Johnson made his own inquiry into the incident, interviewing the players involved to find out what had happened.

“They said they kind of stepped on, not with the attention of doing anything, but just to see what’s going on and he said the game was ending,” Johnson said. “From what one guy said, the woman was actually very harsh and belligerent toward them, and he said, ‘Sorry about that,’ and they complied and went off the field.”

Johnson later requested a meeting with Young and compared his findings to what was said in the report from the Athletics’ supervisor. It was determined that what Johnson and his fellow players had maintained since March 31 was proved correct: that they complied with the supervisor’s request and that they were not being disrespectful to the supervisor.

“We got painted in a bad light for something that had nothing to do with us,” Johnson said. “We made it very clear that we had nothing to do with it, he even pulled out his file and said, ‘OK, it does match up,’ and she said that they complied and that the others were not with them. “

A few days after the meeting, the team was reinstated with both strike one and two removed, and Campus Recreation even went forward with the purchase of the team’s jerseys, which they wouldn’t have received had they still been on probation.
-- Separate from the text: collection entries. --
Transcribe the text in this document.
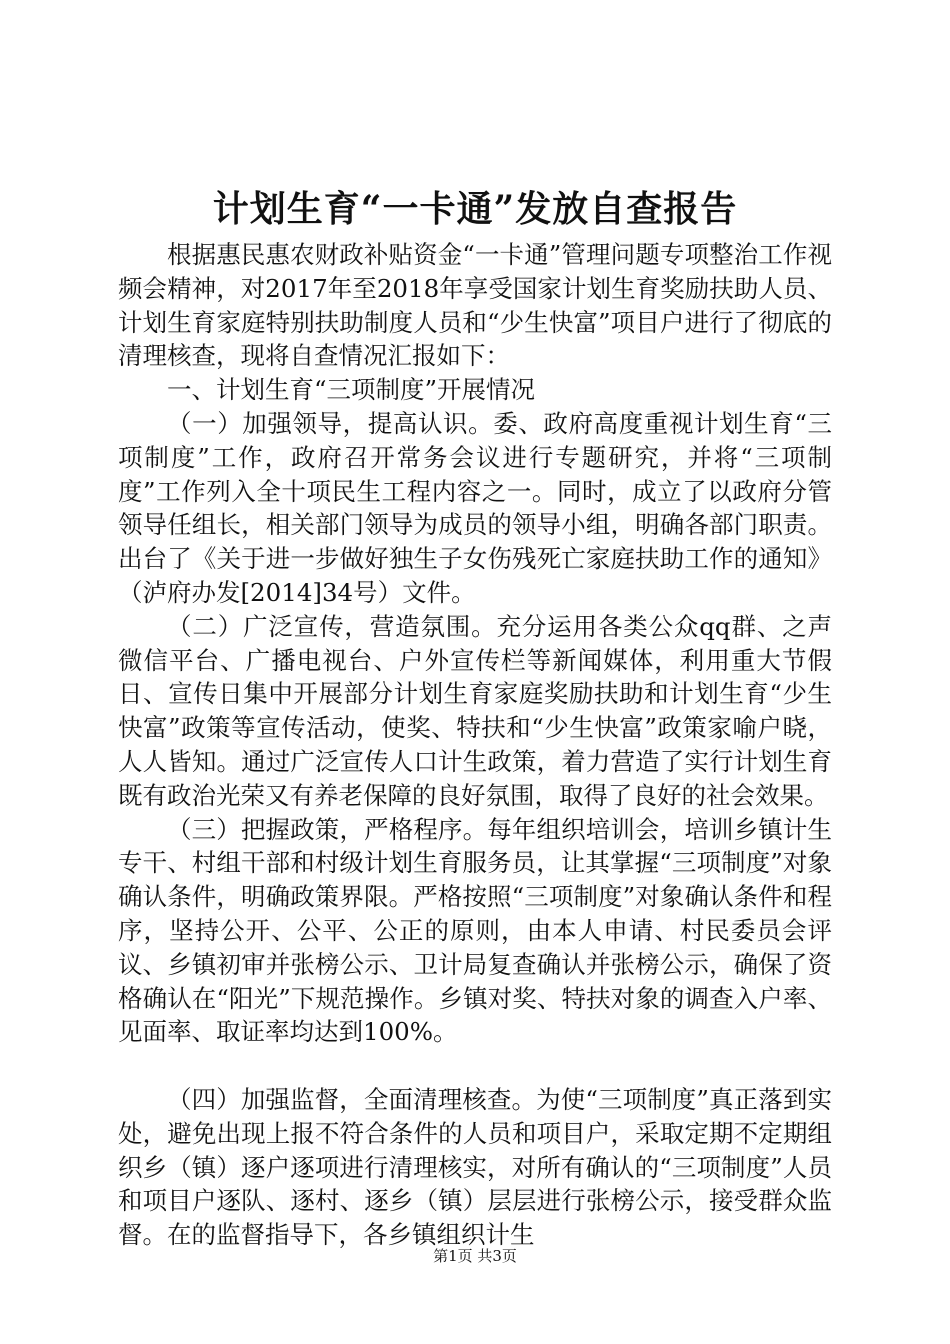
计划生育“一卡通”发放自查报告

根据惠民惠农财政补贴资金“一卡通”管理问题专项整治工作视频会精神，对2017年至2018年享受国家计划生育奖励扶助人员、计划生育家庭特别扶助制度人员和“少生快富”项目户进行了彻底的清理核查，现将自查情况汇报如下：

一、计划生育“三项制度”开展情况

（一）加强领导，提高认识。委、政府高度重视计划生育“三项制度”工作，政府召开常务会议进行专题研究，并将“三项制度”工作列入全十项民生工程内容之一。同时，成立了以政府分管领导任组长，相关部门领导为成员的领导小组，明确各部门职责。出台了《关于进一步做好独生子女伤残死亡家庭扶助工作的通知》（泸府办发[2014]34号）文件。

（二）广泛宣传，营造氛围。充分运用各类公众qq群、之声微信平台、广播电视台、户外宣传栏等新闻媒体，利用重大节假日、宣传日集中开展部分计划生育家庭奖励扶助和计划生育“少生快富”政策等宣传活动，使奖、特扶和“少生快富”政策家喻户晓，人人皆知。通过广泛宣传人口计生政策，着力营造了实行计划生育既有政治光荣又有养老保障的良好氛围，取得了良好的社会效果。

（三）把握政策，严格程序。每年组织培训会，培训乡镇计生专干、村组干部和村级计划生育服务员，让其掌握“三项制度”对象确认条件，明确政策界限。严格按照“三项制度”对象确认条件和程序，坚持公开、公平、公正的原则，由本人申请、村民委员会评议、乡镇初审并张榜公示、卫计局复查确认并张榜公示，确保了资格确认在“阳光”下规范操作。乡镇对奖、特扶对象的调查入户率、见面率、取证率均达到100%。

（四）加强监督，全面清理核查。为使“三项制度”真正落到实处，避免出现上报不符合条件的人员和项目户，采取定期不定期组织乡（镇）逐户逐项进行清理核实，对所有确认的“三项制度”人员和项目户逐队、逐村、逐乡（镇）层层进行张榜公示，接受群众监督。在的监督指导下，各乡镇组织计生

第1页 共3页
Despite the team’s reinstatement, Young won’t forget the turmoil that had plagued the team earlier in the year.

“The status now is they’re back, we’ve rescinded the second strike and strike one, but I also had a long talk with Marlon about how they can’t disregard the idea that they need to get their house in order,” Young said. “They still have a file of transgressions that show they haven’t exactly been model citizens so far, so it won’t take as many offenses to get to strike one next year.”

Johnson said the team’s future looks bright as the incoming leaders for next year’s team were side by side with him through the ordeal and are now well versed in what to do and what not to do in regards of running a club team, but for now he is happy to have the name of the team he helped create cleared.

“I want to give a lot of credit to Steve Young, he’s shown a lot of understanding and told me how to look at things from both sides,” Johnson said.

“I have a lot of respect for Marlon,” Young added. “He has shown a lot of class in going about and dealing with this and he has a pretty good grasp of what we want and what we need.”